Lepage writes, directs and stars in a dual role as two brothers on opposite ends of the temperament spectrum. Phillippe is a pathetic doctoral student attempting to defend his ill-fated thesis on narcissism in relation to man’s quest to explore the universe. His brother André is a well-paid empty-suited weatherman, who after the death of their mother tries to forge a relationship with his daydreaming sibling. It contains searingly beautifuly imagery and Lepage’s skill at seamlessly weaving together drama, nostalgia and theories of the universe is nothing short of astounding.

Extras

Sparse.
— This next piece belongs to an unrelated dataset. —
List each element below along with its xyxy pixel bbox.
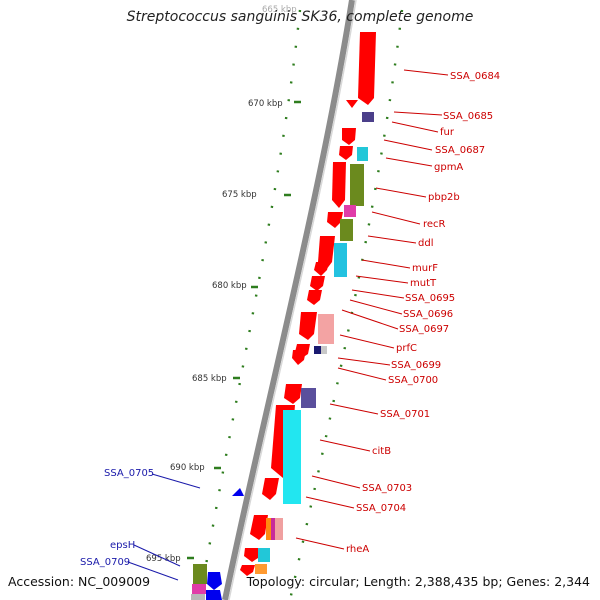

A short making of doc featuring interviews with Lepage’s key crew members.

Verdict

The best new movie you probably haven’t seen.

Jason Bogdaneris


Seven Beauties

Koch Lorber
1975
$29.98

Backstory
There was, apparently, a brief window of history within which an Italian woman could snag a Best Director Oscar nomination by cutting away to a poster of Hitler during a sex scene between a scheming concentration camp prisoner and his grotesquely obese komandantress.

Feature

In Seven Beauties Lina Wertmuller indicts her country for permitting the rise of fascism via the person of small-time Neapolitan operator “Pasqualino Seven Beauties.” A natty pipsqueak played, gamely, by Giancarlo Giannini, Pasqualino’s outsized and ever less charming self-regard is the implicit audience for El Duce’s macho flattery, though he’s too mesmerized by his own vision of himself to care about politics. He’s successively a convict  mental patient, soldier (to duck a rape charge), and finally deserter; the more nakedly his self-interest veers into desperation, the more Wertmuller’s anarchic gaze curdles. Hence, Hitler sex.

Extras

A 78-minute interview with the director.

Verdict

The shame of a nation writ in nausea-inducing neon.